Getting the Bad News
It was a month after the season, when physical therapy was not improving my condition, that I learned that I had a bone spur on the head of my femur that was making Swiss cheese out of the laburum in my hip. This required a hip arthroscopy with Dr. Nho of Midwest Orthopaedics at Rush. It was the start of a long journey back.
I then realized that I would need to utilize tools that I had not used before to get healthy and stay healthy. In addition to my recovery, my wife and I were having a baby, so time was coming at a premium.
Immediately after surgery, I learned that this surgery’s comeback would be a lot longer than I had originally thought. No pushing off the walls swimming, kicking while swimming, running, any of that for 4 months. The doctors knew from therapy that I would push the envelope on whatever they said I could do, so they kept the lid on it. During this time I was able to get in the Endless Pool and get in pull-sets to maintain some fitness.
At the four-month mark, the lid was opened a bit. I was able to resume normal swimming (still no pushing off the walls) and assisted running.

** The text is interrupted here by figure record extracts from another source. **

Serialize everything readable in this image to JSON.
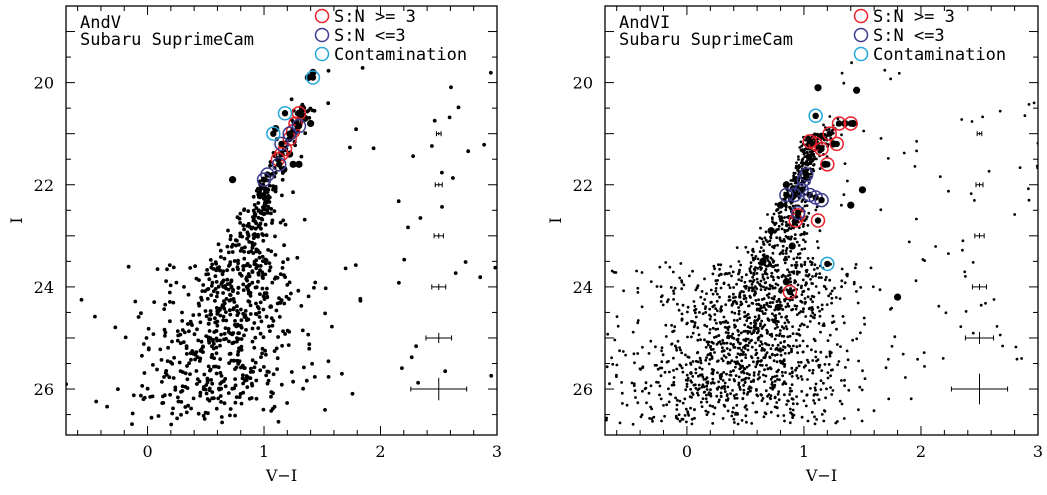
{
  "chart_data": [
    {
      "type": "scatter",
      "title": "",
      "labels": [
        "AndV",
        "Subaru SuprimeCam"
      ],
      "xlabel": "V−I",
      "ylabel": "I",
      "xlim": [
        -0.7,
        3.0
      ],
      "ylim": [
        26.9,
        18.5
      ],
      "x_ticks": [
        0,
        1,
        2,
        3
      ],
      "y_ticks": [
        20,
        22,
        24,
        26
      ],
      "x_ticks_label": [
        "0",
        "1",
        "2",
        "3"
      ],
      "y_ticks_label": [
        "20",
        "22",
        "24",
        "26"
      ],
      "legend": [
        {
          "name": "S:N >= 3",
          "color": "#e8202a"
        },
        {
          "name": "S:N <=3",
          "color": "#3b3b8f"
        },
        {
          "name": "Contamination",
          "color": "#22a6d8"
        }
      ],
      "legend_placement": "top-right",
      "seed": 7,
      "field_ranges": {
        "i_min": 22.0,
        "i_max": 26.7
      },
      "big_dots": [
        [
          1.42,
          19.8
        ],
        [
          1.38,
          19.9
        ],
        [
          1.3,
          20.6
        ],
        [
          1.35,
          20.7
        ],
        [
          1.33,
          20.5
        ],
        [
          1.4,
          20.8
        ],
        [
          1.22,
          21.4
        ],
        [
          1.17,
          21.7
        ],
        [
          1.25,
          21.6
        ],
        [
          1.3,
          21.6
        ],
        [
          0.73,
          21.9
        ],
        [
          1.1,
          20.9
        ]
      ],
      "sn_high": [
        [
          1.3,
          20.6
        ],
        [
          1.27,
          20.8
        ],
        [
          1.25,
          20.95
        ],
        [
          1.22,
          21.1
        ],
        [
          1.18,
          21.3
        ],
        [
          1.15,
          21.4
        ],
        [
          1.12,
          21.5
        ]
      ],
      "sn_low": [
        [
          1.3,
          20.85
        ],
        [
          1.22,
          21.0
        ],
        [
          1.15,
          21.2
        ],
        [
          1.03,
          21.8
        ],
        [
          1.0,
          21.9
        ],
        [
          1.13,
          21.6
        ]
      ],
      "contamination": [
        [
          1.42,
          19.9
        ],
        [
          1.18,
          20.6
        ],
        [
          1.08,
          21.0
        ]
      ],
      "error_bars": [
        {
          "x": 2.5,
          "i": 21.0,
          "dx": 0.02,
          "di": 0.03
        },
        {
          "x": 2.5,
          "i": 22.0,
          "dx": 0.03,
          "di": 0.04
        },
        {
          "x": 2.5,
          "i": 23.0,
          "dx": 0.04,
          "di": 0.05
        },
        {
          "x": 2.5,
          "i": 24.0,
          "dx": 0.06,
          "di": 0.06
        },
        {
          "x": 2.5,
          "i": 25.0,
          "dx": 0.11,
          "di": 0.1
        },
        {
          "x": 2.5,
          "i": 26.0,
          "dx": 0.24,
          "di": 0.22
        }
      ]
    },
    {
      "type": "scatter",
      "title": "",
      "labels": [
        "AndVI",
        "Subaru SuprimeCam"
      ],
      "xlabel": "V−I",
      "ylabel": "I",
      "xlim": [
        -0.7,
        3.0
      ],
      "ylim": [
        26.9,
        18.5
      ],
      "x_ticks": [
        0,
        1,
        2,
        3
      ],
      "y_ticks": [
        20,
        22,
        24,
        26
      ],
      "x_ticks_label": [
        "0",
        "1",
        "2",
        "3"
      ],
      "y_ticks_label": [
        "20",
        "22",
        "24",
        "26"
      ],
      "legend": [
        {
          "name": "S:N >= 3",
          "color": "#e8202a"
        },
        {
          "name": "S:N <=3",
          "color": "#3b3b8f"
        },
        {
          "name": "Contamination",
          "color": "#22a6d8"
        }
      ],
      "legend_placement": "top-right",
      "seed": 13,
      "field_ranges": {
        "i_min": 21.0,
        "i_max": 26.7
      },
      "big_dots": [
        [
          1.12,
          20.1
        ],
        [
          1.45,
          20.15
        ],
        [
          1.35,
          20.8
        ],
        [
          1.42,
          20.8
        ],
        [
          1.05,
          21.2
        ],
        [
          1.15,
          21.05
        ],
        [
          1.25,
          21.2
        ],
        [
          1.18,
          21.6
        ],
        [
          1.5,
          22.1
        ],
        [
          1.4,
          22.4
        ],
        [
          0.85,
          22.0
        ],
        [
          0.8,
          22.4
        ],
        [
          0.72,
          22.9
        ],
        [
          0.65,
          23.5
        ],
        [
          1.8,
          24.2
        ],
        [
          0.78,
          24.4
        ],
        [
          0.9,
          23.2
        ],
        [
          0.85,
          23.9
        ]
      ],
      "sn_high": [
        [
          1.1,
          21.2
        ],
        [
          1.05,
          21.15
        ],
        [
          1.15,
          21.3
        ],
        [
          1.22,
          21.0
        ],
        [
          1.3,
          20.8
        ],
        [
          1.4,
          20.8
        ],
        [
          1.28,
          21.2
        ],
        [
          1.2,
          21.6
        ],
        [
          0.95,
          22.6
        ],
        [
          0.93,
          22.7
        ],
        [
          1.12,
          22.7
        ],
        [
          0.88,
          24.1
        ]
      ],
      "sn_low": [
        [
          1.0,
          21.9
        ],
        [
          0.98,
          22.1
        ],
        [
          1.05,
          22.2
        ],
        [
          1.1,
          22.25
        ],
        [
          0.92,
          22.2
        ],
        [
          1.15,
          22.3
        ],
        [
          0.85,
          22.2
        ],
        [
          0.95,
          22.55
        ],
        [
          1.02,
          21.8
        ]
      ],
      "contamination": [
        [
          1.1,
          20.65
        ],
        [
          1.2,
          23.55
        ]
      ],
      "error_bars": [
        {
          "x": 2.5,
          "i": 21.0,
          "dx": 0.02,
          "di": 0.03
        },
        {
          "x": 2.5,
          "i": 22.0,
          "dx": 0.03,
          "di": 0.04
        },
        {
          "x": 2.5,
          "i": 23.0,
          "dx": 0.04,
          "di": 0.05
        },
        {
          "x": 2.5,
          "i": 24.0,
          "dx": 0.06,
          "di": 0.06
        },
        {
          "x": 2.5,
          "i": 25.0,
          "dx": 0.12,
          "di": 0.12
        },
        {
          "x": 2.5,
          "i": 26.0,
          "dx": 0.24,
          "di": 0.3
        }
      ]
    }
  ]
}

In most situations this meant running with an Alter-G, but with access to the Endless Pools Underwater Treadmill, I started walking and eventually running a lot sooner without bearing my full weight.
Then our daughter was born. I found myself up at all hours and squeezing in training anywhere I could. Sometimes it was a pool run at 2 am, a swim at 9 am – having access at any time of day to my basement Endless Pool really accelerated my comeback to racing at the top level.
Before too much longer, I was cleared for swimming in a lap pool and running outdoors. I continued to use the underwater treadmill regularly to supplement my running.
Back in Action
It really would have taken a year to build the fitness to be remotely competitive on the run, but being able to build volume and do my warm-up and cool-down runs – all free of impact in the Endless Pool – allowed me to run the half-marathon at the end of a half-IRONMAN within a minute of my pre-surgery time.
To do this less than one year post-surgery filled my inbox: Many surgeons contacted me saying that I am a great comeback story but a bad example of what is possible for their patients.
I actually found swimming to be the biggest challenge post-surgery. The weakness in my hip cradle hindered my comeback greatly. The drive to get back to a competitive level was there, but I was expending so much extra energy dragging my lower body instead of working in harmony.
As time passed, and my core and hips became stronger, my swimming greatly built speed. By the end of the season, I was back to swimming in the lead pack at the races.